The trithorax group (TrxG) complex is suggested to play a role as a promoter and enhancer in the Kiss1 gene [91]. The TrxG complex may assist in driving out PcG by demethylating repressive histones, increasing an active enhancer. By implementing the TrxG, an epigenetic modification is suggested to change the Kiss1 gene from a repressed to active state at the timing of pubertal onset [91]. However, the epigenetic mechanism of ICPP in human remains unclear.
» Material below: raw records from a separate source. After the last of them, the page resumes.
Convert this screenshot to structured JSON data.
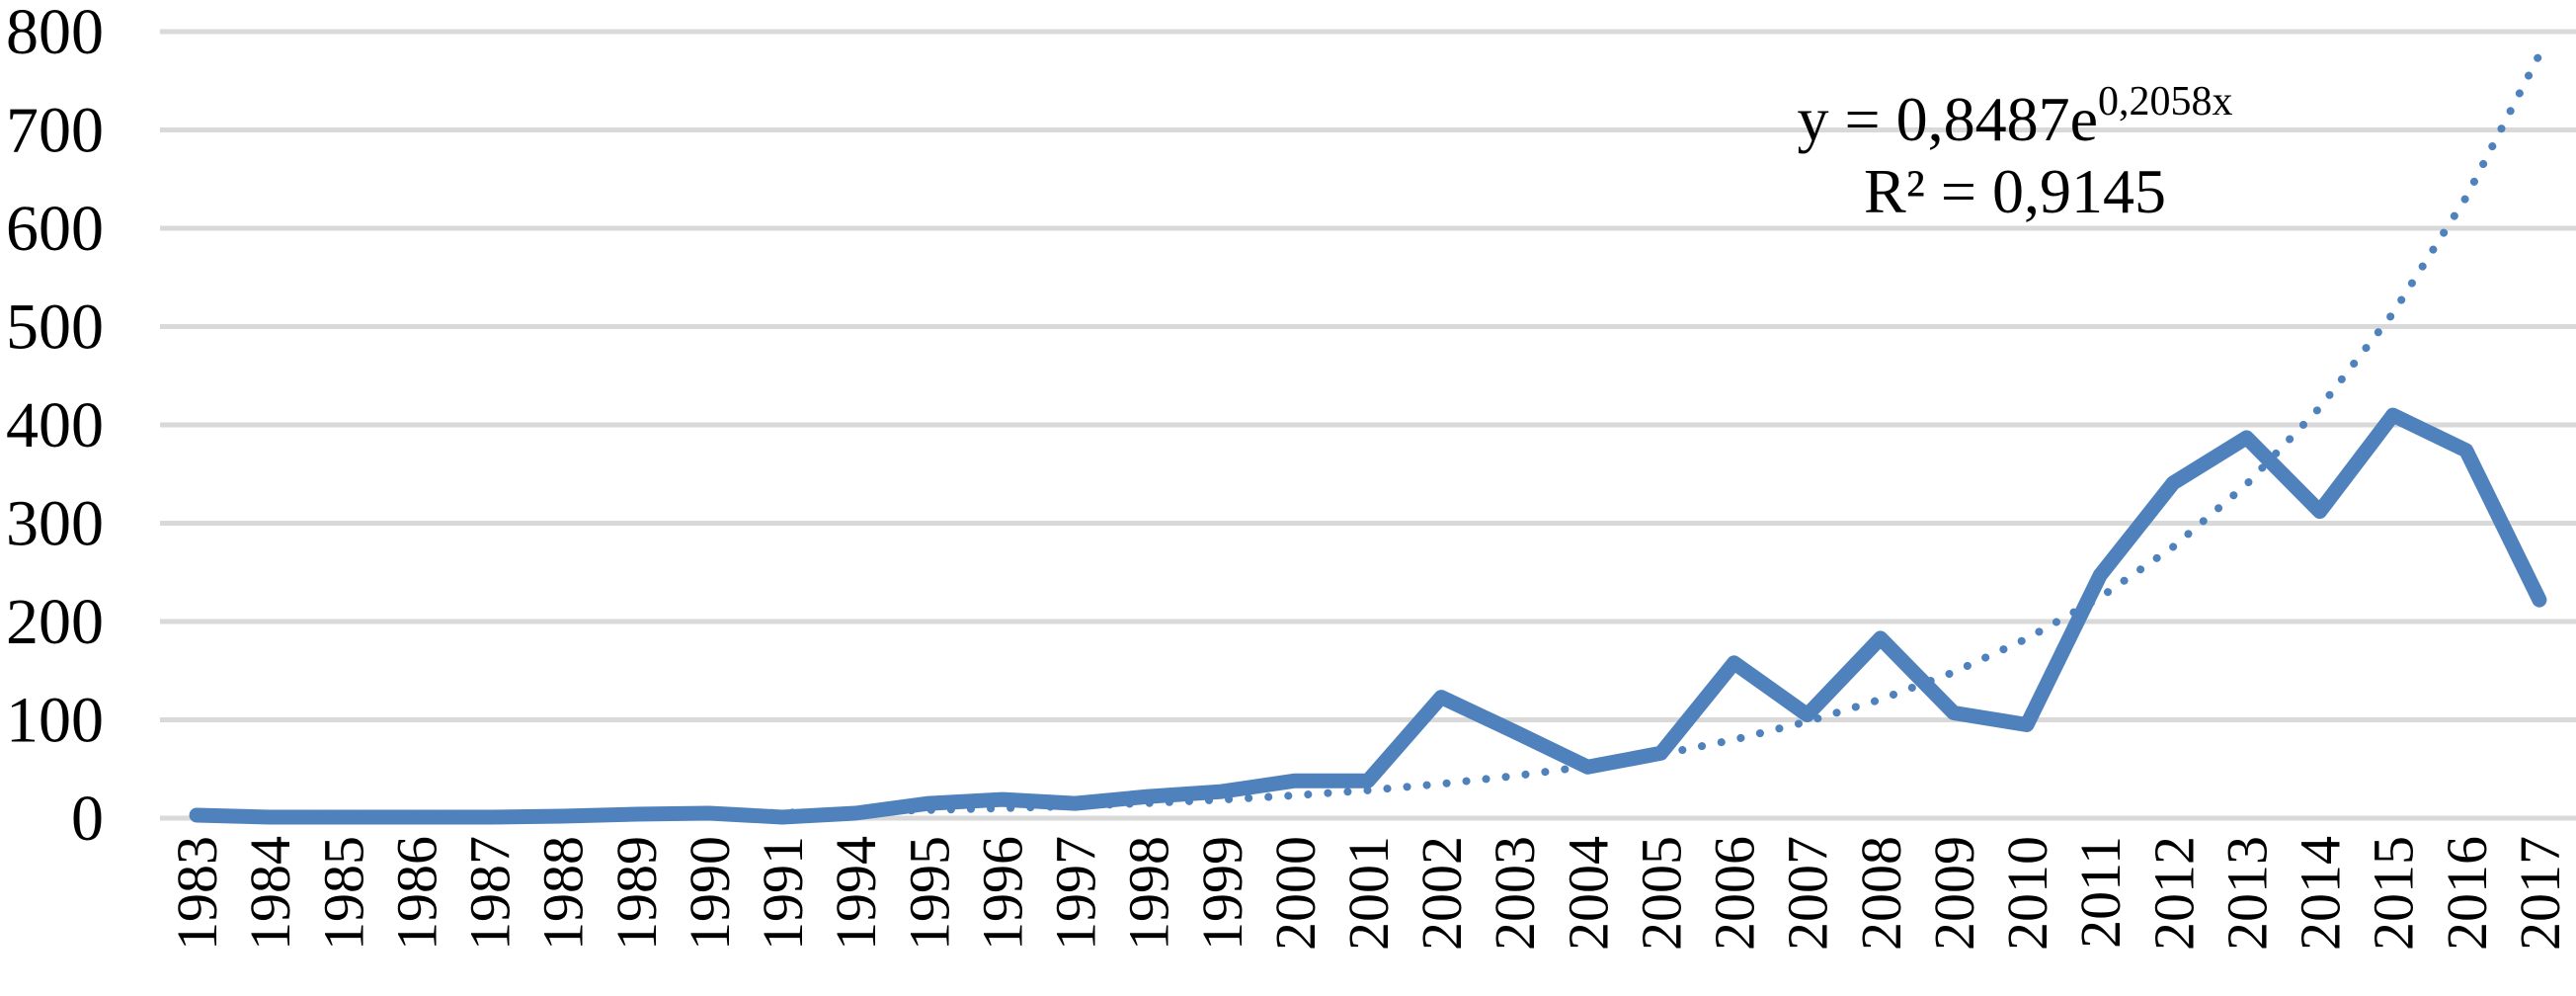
{
  "chart_data": {
    "type": "line",
    "title": "",
    "xlabel": "",
    "ylabel": "",
    "ylim": [
      0,
      800
    ],
    "yticks": [
      "0",
      "100",
      "200",
      "300",
      "400",
      "500",
      "600",
      "700",
      "800"
    ],
    "grid": true,
    "categories": [
      "1983",
      "1984",
      "1985",
      "1986",
      "1987",
      "1988",
      "1989",
      "1990",
      "1991",
      "1994",
      "1995",
      "1996",
      "1997",
      "1998",
      "1999",
      "2000",
      "2001",
      "2002",
      "2003",
      "2004",
      "2005",
      "2006",
      "2007",
      "2008",
      "2009",
      "2010",
      "2011",
      "2012",
      "2013",
      "2014",
      "2015",
      "2016",
      "2017"
    ],
    "series": [
      {
        "values": [
          3,
          1,
          1,
          1,
          1,
          2,
          4,
          5,
          1,
          5,
          15,
          19,
          15,
          22,
          27,
          38,
          38,
          123,
          88,
          52,
          66,
          158,
          105,
          183,
          107,
          95,
          247,
          341,
          387,
          312,
          410,
          374,
          222
        ],
        "color": "#4f81bd",
        "style": "solid"
      },
      {
        "values": [
          1.04,
          1.28,
          1.57,
          1.93,
          2.38,
          2.92,
          3.59,
          4.41,
          5.43,
          6.68,
          8.21,
          10.09,
          12.41,
          15.27,
          18.77,
          23.09,
          28.39,
          34.91,
          42.94,
          52.8,
          64.93,
          79.84,
          98.18,
          120.74,
          148.48,
          182.59,
          224.54,
          276.12,
          339.55,
          417.56,
          513.49,
          631.46,
          776.52
        ],
        "color": "#4f81bd",
        "style": "dotted"
      }
    ],
    "trendline": {
      "equation_main": "y = 0,8487e",
      "equation_exp": "0,2058x",
      "r_squared": "R² = 0,9145"
    }
  }
}
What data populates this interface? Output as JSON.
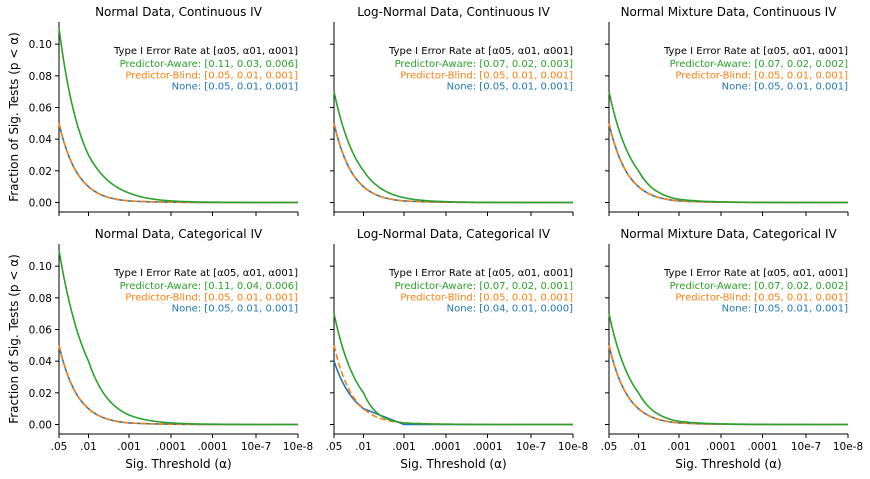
{
  "figure": {
    "ylabel": "Fraction of Sig. Tests (p < α)",
    "xlabel": "Sig. Threshold (α)",
    "legend_header": "Type I Error Rate at [α05, α01, α001]",
    "colors": {
      "Predictor-Aware": "#2ca02c",
      "Predictor-Blind": "#ff7f0e",
      "None": "#1f77b4"
    },
    "x_tick_labels": [
      ".05",
      ".01",
      ".001",
      ".0001",
      ".0001",
      "10e-7",
      "10e-8"
    ],
    "y_tick_labels": [
      "0.00",
      "0.02",
      "0.04",
      "0.06",
      "0.08",
      "0.10"
    ]
  },
  "chart_data": [
    {
      "type": "line",
      "title": "Normal Data, Continuous IV",
      "x": [
        0.05,
        0.01,
        0.001,
        0.0001,
        0.0001,
        1e-06,
        1e-07
      ],
      "ylim": [
        -0.006,
        0.114
      ],
      "series": [
        {
          "name": "Predictor-Aware",
          "legend": "Predictor-Aware: [0.11,  0.03, 0.006]",
          "values": [
            0.11,
            0.03,
            0.006,
            0.001,
            0.0002,
            0.0,
            0.0
          ]
        },
        {
          "name": "Predictor-Blind",
          "legend": "Predictor-Blind: [0.05,  0.01, 0.001]",
          "values": [
            0.05,
            0.01,
            0.001,
            0.0002,
            0.0,
            0.0,
            0.0
          ],
          "dashed": true
        },
        {
          "name": "None",
          "legend": "None: [0.05,  0.01, 0.001]",
          "values": [
            0.05,
            0.01,
            0.001,
            0.0002,
            0.0,
            0.0,
            0.0
          ]
        }
      ]
    },
    {
      "type": "line",
      "title": "Log-Normal Data, Continuous IV",
      "x": [
        0.05,
        0.01,
        0.001,
        0.0001,
        0.0001,
        1e-06,
        1e-07
      ],
      "ylim": [
        -0.006,
        0.114
      ],
      "series": [
        {
          "name": "Predictor-Aware",
          "legend": "Predictor-Aware: [0.07,  0.02, 0.003]",
          "values": [
            0.07,
            0.02,
            0.003,
            0.0005,
            0.0001,
            0.0,
            0.0
          ]
        },
        {
          "name": "Predictor-Blind",
          "legend": "Predictor-Blind: [0.05,  0.01, 0.001]",
          "values": [
            0.05,
            0.01,
            0.001,
            0.0002,
            0.0,
            0.0,
            0.0
          ],
          "dashed": true
        },
        {
          "name": "None",
          "legend": "None: [0.05,  0.01, 0.001]",
          "values": [
            0.05,
            0.01,
            0.001,
            0.0002,
            0.0,
            0.0,
            0.0
          ]
        }
      ]
    },
    {
      "type": "line",
      "title": "Normal Mixture Data, Continuous IV",
      "x": [
        0.05,
        0.01,
        0.001,
        0.0001,
        0.0001,
        1e-06,
        1e-07
      ],
      "ylim": [
        -0.006,
        0.114
      ],
      "series": [
        {
          "name": "Predictor-Aware",
          "legend": "Predictor-Aware: [0.07,  0.02, 0.002]",
          "values": [
            0.07,
            0.02,
            0.002,
            0.0004,
            0.0001,
            0.0,
            0.0
          ]
        },
        {
          "name": "Predictor-Blind",
          "legend": "Predictor-Blind: [0.05,  0.01, 0.001]",
          "values": [
            0.05,
            0.01,
            0.001,
            0.0002,
            0.0,
            0.0,
            0.0
          ],
          "dashed": true
        },
        {
          "name": "None",
          "legend": "None: [0.05,  0.01, 0.001]",
          "values": [
            0.05,
            0.01,
            0.001,
            0.0002,
            0.0,
            0.0,
            0.0
          ]
        }
      ]
    },
    {
      "type": "line",
      "title": "Normal Data, Categorical IV",
      "x": [
        0.05,
        0.01,
        0.001,
        0.0001,
        0.0001,
        1e-06,
        1e-07
      ],
      "ylim": [
        -0.006,
        0.114
      ],
      "series": [
        {
          "name": "Predictor-Aware",
          "legend": "Predictor-Aware: [0.11,  0.04, 0.006]",
          "values": [
            0.11,
            0.04,
            0.006,
            0.001,
            0.0002,
            0.0,
            0.0
          ]
        },
        {
          "name": "Predictor-Blind",
          "legend": "Predictor-Blind: [0.05,  0.01, 0.001]",
          "values": [
            0.05,
            0.01,
            0.001,
            0.0002,
            0.0,
            0.0,
            0.0
          ],
          "dashed": true
        },
        {
          "name": "None",
          "legend": "None: [0.05,  0.01, 0.001]",
          "values": [
            0.05,
            0.01,
            0.001,
            0.0002,
            0.0,
            0.0,
            0.0
          ]
        }
      ]
    },
    {
      "type": "line",
      "title": "Log-Normal Data, Categorical IV",
      "x": [
        0.05,
        0.01,
        0.001,
        0.0001,
        0.0001,
        1e-06,
        1e-07
      ],
      "ylim": [
        -0.006,
        0.114
      ],
      "series": [
        {
          "name": "Predictor-Aware",
          "legend": "Predictor-Aware: [0.07,  0.02, 0.001]",
          "values": [
            0.07,
            0.02,
            0.001,
            0.0002,
            0.0,
            0.0,
            0.0
          ]
        },
        {
          "name": "Predictor-Blind",
          "legend": "Predictor-Blind: [0.05,  0.01, 0.001]",
          "values": [
            0.05,
            0.01,
            0.001,
            0.0002,
            0.0,
            0.0,
            0.0
          ],
          "dashed": true
        },
        {
          "name": "None",
          "legend": "None: [0.04,  0.01, 0.000]",
          "values": [
            0.04,
            0.01,
            0.0,
            0.0,
            0.0,
            0.0,
            0.0
          ]
        }
      ]
    },
    {
      "type": "line",
      "title": "Normal Mixture Data, Categorical IV",
      "x": [
        0.05,
        0.01,
        0.001,
        0.0001,
        0.0001,
        1e-06,
        1e-07
      ],
      "ylim": [
        -0.006,
        0.114
      ],
      "series": [
        {
          "name": "Predictor-Aware",
          "legend": "Predictor-Aware: [0.07,  0.02, 0.002]",
          "values": [
            0.07,
            0.02,
            0.002,
            0.0004,
            0.0001,
            0.0,
            0.0
          ]
        },
        {
          "name": "Predictor-Blind",
          "legend": "Predictor-Blind: [0.05,  0.01, 0.001]",
          "values": [
            0.05,
            0.01,
            0.001,
            0.0002,
            0.0,
            0.0,
            0.0
          ],
          "dashed": true
        },
        {
          "name": "None",
          "legend": "None: [0.05,  0.01, 0.001]",
          "values": [
            0.05,
            0.01,
            0.001,
            0.0002,
            0.0,
            0.0,
            0.0
          ]
        }
      ]
    }
  ]
}
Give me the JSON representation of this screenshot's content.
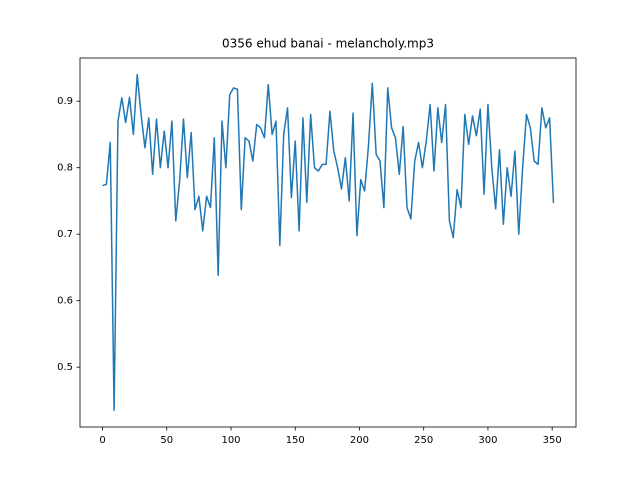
{
  "chart_data": {
    "type": "line",
    "title": "0356 ehud banai - melancholy.mp3",
    "color": "#1f77b4",
    "x": [
      0,
      3,
      6,
      9,
      12,
      15,
      18,
      21,
      24,
      27,
      30,
      33,
      36,
      39,
      42,
      45,
      48,
      51,
      54,
      57,
      60,
      63,
      66,
      69,
      72,
      75,
      78,
      81,
      84,
      87,
      90,
      93,
      96,
      99,
      102,
      105,
      108,
      111,
      114,
      117,
      120,
      123,
      126,
      129,
      132,
      135,
      138,
      141,
      144,
      147,
      150,
      153,
      156,
      159,
      162,
      165,
      168,
      171,
      174,
      177,
      180,
      183,
      186,
      189,
      192,
      195,
      198,
      201,
      204,
      207,
      210,
      213,
      216,
      219,
      222,
      225,
      228,
      231,
      234,
      237,
      240,
      243,
      246,
      249,
      252,
      255,
      258,
      261,
      264,
      267,
      270,
      273,
      276,
      279,
      282,
      285,
      288,
      291,
      294,
      297,
      300,
      303,
      306,
      309,
      312,
      315,
      318,
      321,
      324,
      327,
      330,
      333,
      336,
      339,
      342,
      345,
      348,
      351
    ],
    "values": [
      0.773,
      0.775,
      0.838,
      0.435,
      0.87,
      0.905,
      0.868,
      0.906,
      0.85,
      0.94,
      0.88,
      0.83,
      0.875,
      0.79,
      0.873,
      0.8,
      0.855,
      0.8,
      0.87,
      0.72,
      0.78,
      0.873,
      0.785,
      0.853,
      0.737,
      0.757,
      0.705,
      0.757,
      0.74,
      0.845,
      0.638,
      0.87,
      0.8,
      0.91,
      0.92,
      0.918,
      0.737,
      0.845,
      0.84,
      0.81,
      0.865,
      0.86,
      0.845,
      0.925,
      0.85,
      0.87,
      0.683,
      0.85,
      0.89,
      0.755,
      0.84,
      0.705,
      0.875,
      0.748,
      0.88,
      0.8,
      0.795,
      0.805,
      0.805,
      0.885,
      0.825,
      0.8,
      0.768,
      0.815,
      0.75,
      0.882,
      0.698,
      0.782,
      0.765,
      0.833,
      0.927,
      0.82,
      0.81,
      0.74,
      0.92,
      0.86,
      0.845,
      0.79,
      0.862,
      0.74,
      0.723,
      0.81,
      0.838,
      0.8,
      0.84,
      0.895,
      0.795,
      0.89,
      0.838,
      0.895,
      0.72,
      0.695,
      0.767,
      0.74,
      0.88,
      0.835,
      0.878,
      0.848,
      0.888,
      0.76,
      0.895,
      0.8,
      0.738,
      0.827,
      0.715,
      0.8,
      0.757,
      0.825,
      0.7,
      0.8,
      0.88,
      0.86,
      0.81,
      0.805,
      0.89,
      0.86,
      0.875,
      0.747
    ],
    "xlim": [
      -17.55,
      368.55
    ],
    "ylim": [
      0.41,
      0.965
    ],
    "xticks": [
      0,
      50,
      100,
      150,
      200,
      250,
      300,
      350
    ],
    "yticks": [
      0.5,
      0.6,
      0.7,
      0.8,
      0.9
    ]
  }
}
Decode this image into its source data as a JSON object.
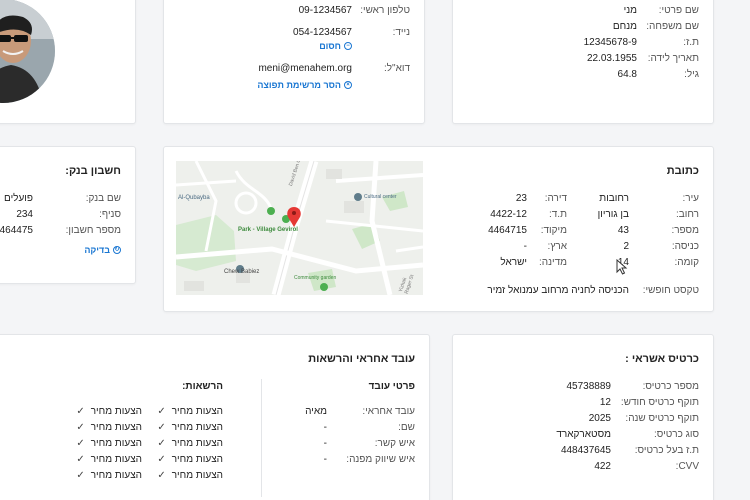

A possible mechanism between epigenetics and pubertal onset may be found in the MKRN3 gene in humans. The gene is expressed by only one of the inherited alleles and may be fragile to genetic mutations and/or epigenetic modifications in the coding and regulating regions. For PWS, the MKRN3 gene is activated from a paternally imprinted region [92]. Mutations in the promoter region of MKRN3 are suggested to alter Mkrn3 expression by disrupting the binding of specific transcription factors [93]. Altered methylation at the MKRN3 gene is postulated to be involved in pubertal onset. However, a previous study suggested a possible mechanism between changes in methylation and pubertal onset [94]. Zinc finger protein 57 (ZFP57), a C2H2 zinc finger protein that contains a repressive Krüppel-associated box (KRAB) domain [95], is considered to regulate genomic imprinting, including MKRN3 [96]. Hypomethylation of the promoter region of ZFP57 was identified in the blood cells of pubertal girls, while elevated ZFP57 expression was observed in the hypothalamus of female monkeys at pubertal onset. In addition, KRAB-associating protein (KAP1) is a ZFP57-cofactor and considered to play a role in DNA methylation. Knockout of the ZFP57 cofactor is related to elevated hippocampal Mkrn3 expression [97]. Regulation of the ZFP57 and KAP1 genes may alter chromatin structure and regulate transcription, including imprinted regions [98]. It is possible that elevated ZFP57 levels mediate the alteration of MKRN3 chromatin to facilitate its repression and allow pubertal onset [99], although this has yet to be confirmed.
Conclusion
Pubertal onset seems to be minutely controlled by interactions between genetic and nongenetic factors. ICPP is a result of the premature activation of these interactions. Recently identified genetic factors aid our understanding of the early development of puberty. The KISS1, KISS1R, MKRN3, and DLK1 genes contribute to the established genetic factors related to ICPP, whereas the GABRA1, LIN28B, NPYR, TAC3, and TACR3 genes are considered possibly related to CPP [18,23,31,39,51]. Environmental and socioeconomic factors, such as nutrition, SGA, and EDCs, may also be involved in ICPP. Epigenetic control may mediate the relationship between genetic factors and environmental and socioeconomic factors. A variety of studies are still needed to validate the mysterious pathophysiology of puberty regulation as new factors continue to emerge. Comprehensive and step-by-step research of genetic and nongenetic factors can increase our understanding of the exact mechanism of ICPP.
Notes
Conflicts of interest
No potential conflict of interest relevant to this article was reported.
Funding
This study received no specific grant from any funding agency in the public, commercial, or not-for-profit sectors.